Les ovules prélevés peuvent ensuite être congelés ou fécondés par les spermatozoïdes du conjoint. Ce sera alors l'embryon qui sera congelé. Or, l'accord des deux cojoints sera nécessaire pour son transfert dans l'utérus, lequel a généralement lieu entre 10 et 15 ans plus tard. Plusieurs femmes préfèrent donc congeler leurs ovules au cas où une séparation surviendrait.

Congélation ultra-rapide

Les chercheurs du Centre universitaire de santé McGill ont également mis au point une technique pour mieux préserver l'intégrité des ovules, plus sensibles à la congélation que les embryons. En permettant leur congélation ultra-rapide, la vitrification empêche la formation de cristaux de glace qui, lors d'une congélation régulière, endommagent les informations génétiques des ovules.

Selon le Dr Dahan, l'azote liquide dans lequel sont congelés les ovules permet en théorie de les conserver indéfiniment. Une fois l'ovule décongelé et fécondé, l'embryon qui en résulte peut être transféré dans l'utérus de la femme. Notons que les hommes atteints de cancer peuvent également faire congeler leurs spermatozoïdes.

«Comme nous offrons ce traitement depuis moins de dix ans, très peu de femmes ont utilisé les ovules qu'elles avaient congelés, remarque Dr Dahan. Jusqu'à maintenant, nous avons réalisé une soixantaine de transferts chez des femmes qui ont eu le cancer, alors que 149 femmes ont fait congeler leurs ovules.» Le taux de succès de transfert d'un embryon créé à partir d'un ovule congelé est d'environ 40%.

Liz Elwood prévoit utliser bientôt les ovules qu'elle a congelés. «Comme je ne peux pas porter d'embryon, nous ferons appel à une mère porteuse», indique-t-elle. L'Ontario permet le recours aux mères porteuses, mais pas le Québec.

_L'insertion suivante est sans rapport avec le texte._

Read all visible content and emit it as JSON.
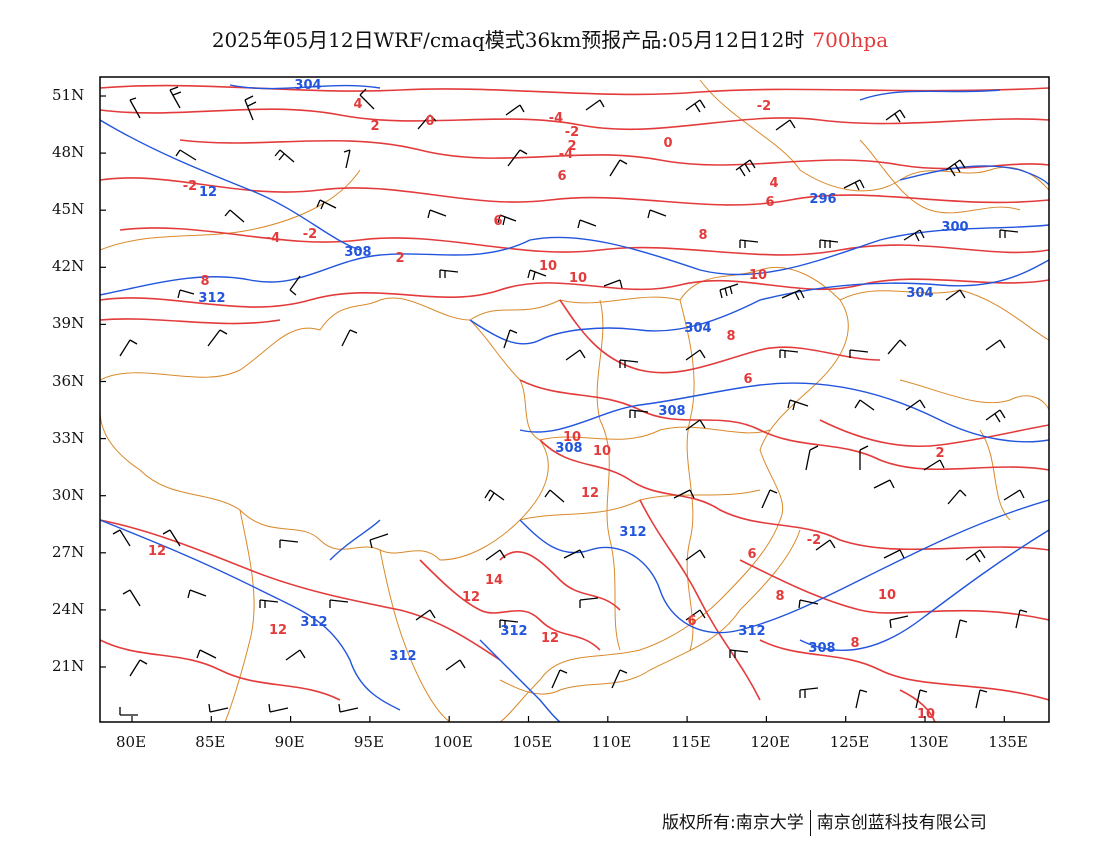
{
  "title": {
    "text": "2025年05月12日WRF/cmaq模式36km预报产品:05月12日12时",
    "level": "700hpa",
    "level_color": "#e33b3b"
  },
  "axes": {
    "lat_labels": [
      "51N",
      "48N",
      "45N",
      "42N",
      "39N",
      "36N",
      "33N",
      "30N",
      "27N",
      "24N",
      "21N"
    ],
    "lon_labels": [
      "80E",
      "85E",
      "90E",
      "95E",
      "100E",
      "105E",
      "110E",
      "115E",
      "120E",
      "125E",
      "130E",
      "135E"
    ]
  },
  "legend_colors": {
    "temperature_contours": "#e33b3b",
    "geopotential_contours": "#2255dd",
    "boundaries": "#d9892a",
    "wind_barbs": "#000000"
  },
  "temperature_labels": [
    "4",
    "2",
    "0",
    "-4",
    "-2",
    "-4",
    "6",
    "2",
    "0",
    "-2",
    "6",
    "4",
    "-2",
    "-2",
    "2",
    "-4",
    "6",
    "8",
    "10",
    "10",
    "10",
    "8",
    "6",
    "2",
    "12",
    "14",
    "12",
    "12",
    "10",
    "10",
    "12",
    "12",
    "6",
    "8",
    "6",
    "-2",
    "10",
    "8",
    "10",
    "8"
  ],
  "height_labels": [
    "304",
    "12",
    "308",
    "312",
    "304",
    "304",
    "296",
    "300",
    "308",
    "308",
    "312",
    "312",
    "312",
    "312",
    "312",
    "308"
  ],
  "footer": {
    "left": "版权所有:南京大学",
    "right": "南京创蓝科技有限公司"
  }
}
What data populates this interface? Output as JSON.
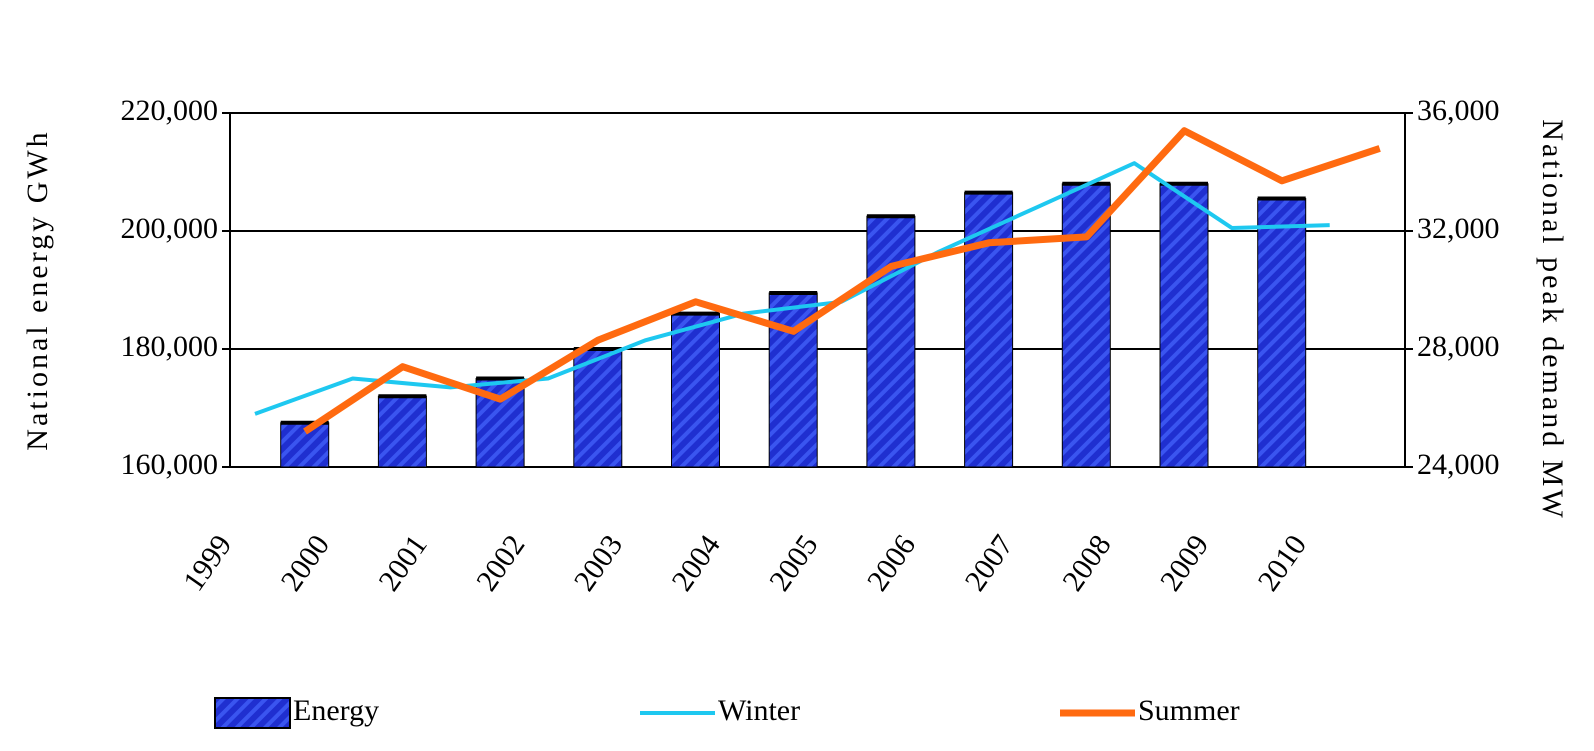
{
  "chart_data": {
    "type": "bar_line",
    "y_label": "National energy GWh",
    "y2_label": "National peak demand MW",
    "categories": [
      "1999",
      "2000",
      "2001",
      "2002",
      "2003",
      "2004",
      "2005",
      "2006",
      "2007",
      "2008",
      "2009",
      "2010"
    ],
    "series": [
      {
        "name": "Energy",
        "type": "bar",
        "color": "#1f2fd0",
        "values": [
          null,
          167500,
          172000,
          175000,
          180000,
          186000,
          189500,
          202500,
          206500,
          208000,
          208000,
          205500
        ]
      },
      {
        "name": "Winter",
        "type": "line",
        "axis": "y2",
        "color": "#1ec8f0",
        "values": [
          25800,
          27000,
          26700,
          27000,
          28300,
          29200,
          29600,
          31300,
          32800,
          34300,
          32100,
          32200
        ]
      },
      {
        "name": "Summer",
        "type": "line",
        "axis": "y2",
        "color": "#ff6a10",
        "values": [
          25200,
          27400,
          26300,
          28300,
          29600,
          28600,
          30800,
          31600,
          31800,
          35400,
          33700,
          34800
        ]
      }
    ],
    "ylim": [
      160000,
      220000
    ],
    "yticks": [
      {
        "value": 160000,
        "label": "160,000"
      },
      {
        "value": 180000,
        "label": "180,000"
      },
      {
        "value": 200000,
        "label": "200,000"
      },
      {
        "value": 220000,
        "label": "220,000"
      }
    ],
    "y2lim": [
      24000,
      36000
    ],
    "y2ticks": [
      {
        "value": 24000,
        "label": "24,000"
      },
      {
        "value": 28000,
        "label": "28,000"
      },
      {
        "value": 32000,
        "label": "32,000"
      },
      {
        "value": 36000,
        "label": "36,000"
      }
    ],
    "grid": true,
    "legend": "bottom"
  }
}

Le coût de la fécondation ou de la maturation in vitro, jumelée à la congélation des ovules ou de l'embryon, peut atteindre 10 000$. Le Fonds des Petits Miracles du Centre de reproduction McGill peut défrayer une grande partie des coûts.

Le Dr Michael Dahan est convaincu que l'effet du traitement dépasse la préservation de la fertilité. «Des études ont démontré que la simple action de congeler ses ovules a un effet psychologique bénéfique sur la femme atteinte de cancer, dit-il. Ça l'aide beaucoup de savoir qu'elle a la possibilité de laisser quelque chose sur Terre.»